The Madagascar magpie-robin (Copsychus albospecularis) is a species of chat in the Old World flycatcher family, Muscicapidae.

==Taxonomy and systematics==
The Madagascar magpie-robin is closely related to the Seychelles magpie-robin and the Oriental magpie-robin, and may form a superspecies with them. The species is endemic to Madagascar, where it is found across the island. Its distribution is sometimes scattered, as it occupies a wide range of habitats and can be very common or fairly rare depending on this. Three subspecies have been described: the nominate subspecies from northeastern Madagascar, C. a. inexpectatus from eastern and southeastern Madagascar and C. a. pica , which occupies the rest of the country. There is, however, considerable overlap between the subspecies and the exact boundaries between their ranges is unclear.

==Description==
The Madagascar magpie-robin is around 18 cm in length and weighs 21 to 24 g. The plumage varies by sex; the male of the nominate subspecies has all-black plumage with a white shoulder patch and the female has a grey-brown crown, back and tail, grey-breast and throat and rufous wings and rump. The males of the other two subspecies have more white of the wings and a white abdomen; the female of C. a. pica is much paler overall.

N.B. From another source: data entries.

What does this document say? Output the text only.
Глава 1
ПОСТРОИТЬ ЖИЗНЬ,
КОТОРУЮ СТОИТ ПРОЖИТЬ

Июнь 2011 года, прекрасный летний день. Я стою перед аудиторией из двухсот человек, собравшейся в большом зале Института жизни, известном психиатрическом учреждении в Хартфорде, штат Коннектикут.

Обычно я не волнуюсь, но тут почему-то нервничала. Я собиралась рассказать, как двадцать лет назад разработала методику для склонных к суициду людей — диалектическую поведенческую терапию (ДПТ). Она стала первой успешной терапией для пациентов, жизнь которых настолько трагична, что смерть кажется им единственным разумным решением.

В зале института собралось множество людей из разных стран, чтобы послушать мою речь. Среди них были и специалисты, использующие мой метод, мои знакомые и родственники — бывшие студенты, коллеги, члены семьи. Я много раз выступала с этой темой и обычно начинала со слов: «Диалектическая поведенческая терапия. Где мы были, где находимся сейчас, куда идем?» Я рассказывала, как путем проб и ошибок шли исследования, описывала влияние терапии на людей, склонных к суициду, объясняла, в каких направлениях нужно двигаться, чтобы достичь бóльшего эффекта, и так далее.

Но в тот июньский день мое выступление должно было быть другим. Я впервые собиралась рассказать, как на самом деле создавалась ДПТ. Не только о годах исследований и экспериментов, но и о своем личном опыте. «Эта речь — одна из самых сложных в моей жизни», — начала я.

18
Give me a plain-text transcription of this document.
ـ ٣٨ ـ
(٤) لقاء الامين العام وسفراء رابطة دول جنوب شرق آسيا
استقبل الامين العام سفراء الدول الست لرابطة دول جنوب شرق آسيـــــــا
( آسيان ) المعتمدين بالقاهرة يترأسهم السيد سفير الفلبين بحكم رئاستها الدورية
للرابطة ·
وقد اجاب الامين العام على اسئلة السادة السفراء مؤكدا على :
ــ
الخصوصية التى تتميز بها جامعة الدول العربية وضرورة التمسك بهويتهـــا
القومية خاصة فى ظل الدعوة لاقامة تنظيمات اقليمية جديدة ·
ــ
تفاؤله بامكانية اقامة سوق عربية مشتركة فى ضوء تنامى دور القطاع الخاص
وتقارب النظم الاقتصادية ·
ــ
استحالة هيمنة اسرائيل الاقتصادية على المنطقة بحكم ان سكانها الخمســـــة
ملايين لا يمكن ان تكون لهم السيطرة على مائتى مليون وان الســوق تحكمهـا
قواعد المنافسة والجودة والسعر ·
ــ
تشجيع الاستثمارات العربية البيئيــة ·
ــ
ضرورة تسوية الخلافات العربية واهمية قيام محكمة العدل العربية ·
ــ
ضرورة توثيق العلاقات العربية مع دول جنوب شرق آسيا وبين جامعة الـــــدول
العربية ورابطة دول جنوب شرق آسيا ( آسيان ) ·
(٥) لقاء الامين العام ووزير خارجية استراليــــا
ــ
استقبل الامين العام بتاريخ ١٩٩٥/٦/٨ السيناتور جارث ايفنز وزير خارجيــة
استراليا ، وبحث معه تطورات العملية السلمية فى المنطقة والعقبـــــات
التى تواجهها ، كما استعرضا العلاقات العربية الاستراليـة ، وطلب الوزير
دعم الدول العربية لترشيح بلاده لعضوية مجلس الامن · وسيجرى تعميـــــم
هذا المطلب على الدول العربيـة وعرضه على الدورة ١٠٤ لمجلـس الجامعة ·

==Distribution and habitat==
Madagascar magpie-robins occupy most of the habitats available on the island, from scrubland to dry monsoon forest, humid rainforest, forest edge, mangrove forests, secondary growth, as well as a variety of agricultural land including gardens, banana, coffee and eucalyptus plantations. They can be found from sea level to 1800 m.

==Behaviour==
===Diet and feeding===
The Madagascar magpie-robin feeds in insects, including cockroaches, beetles, bugs and grasshoppers, as well as spiders, earthworms, small lizards, and amphibians. They will also take berries. They forage near the ground, and exhibit some niche differentiation between the sexes, with females feeding more regularly on the ground and males feeding higher up in the undergrowth. They also sometimes join mixed-species foraging flocks.

===Breeding===
Madagascar magpie-robins are territorial, with pairs defending territories that vary in size depending on habitat type, ranging from less than 1 ha to 6 ha. Territories in heavy rainforest or moist montane forest are smaller than those in scrubland. The nest is a cup made from grasses, leaf stalks and lined with rootlets, snakeskin and the hair of lemurs or cattle. The nest is placed in cavities in walls, in hollows in stumps or in dense vegetation. An average clutch size is three eggs (the range is from two to five) and these are incubated for about 13 days. Both parents feed the chicks in the nest for 17 days, and the young continue to be fed outside the nest for at least another six days. Chicks may associate with their parents in small flocks for at least 18 days after fledging. This species is often targeted by the predatory Madagascar sparrowhawk.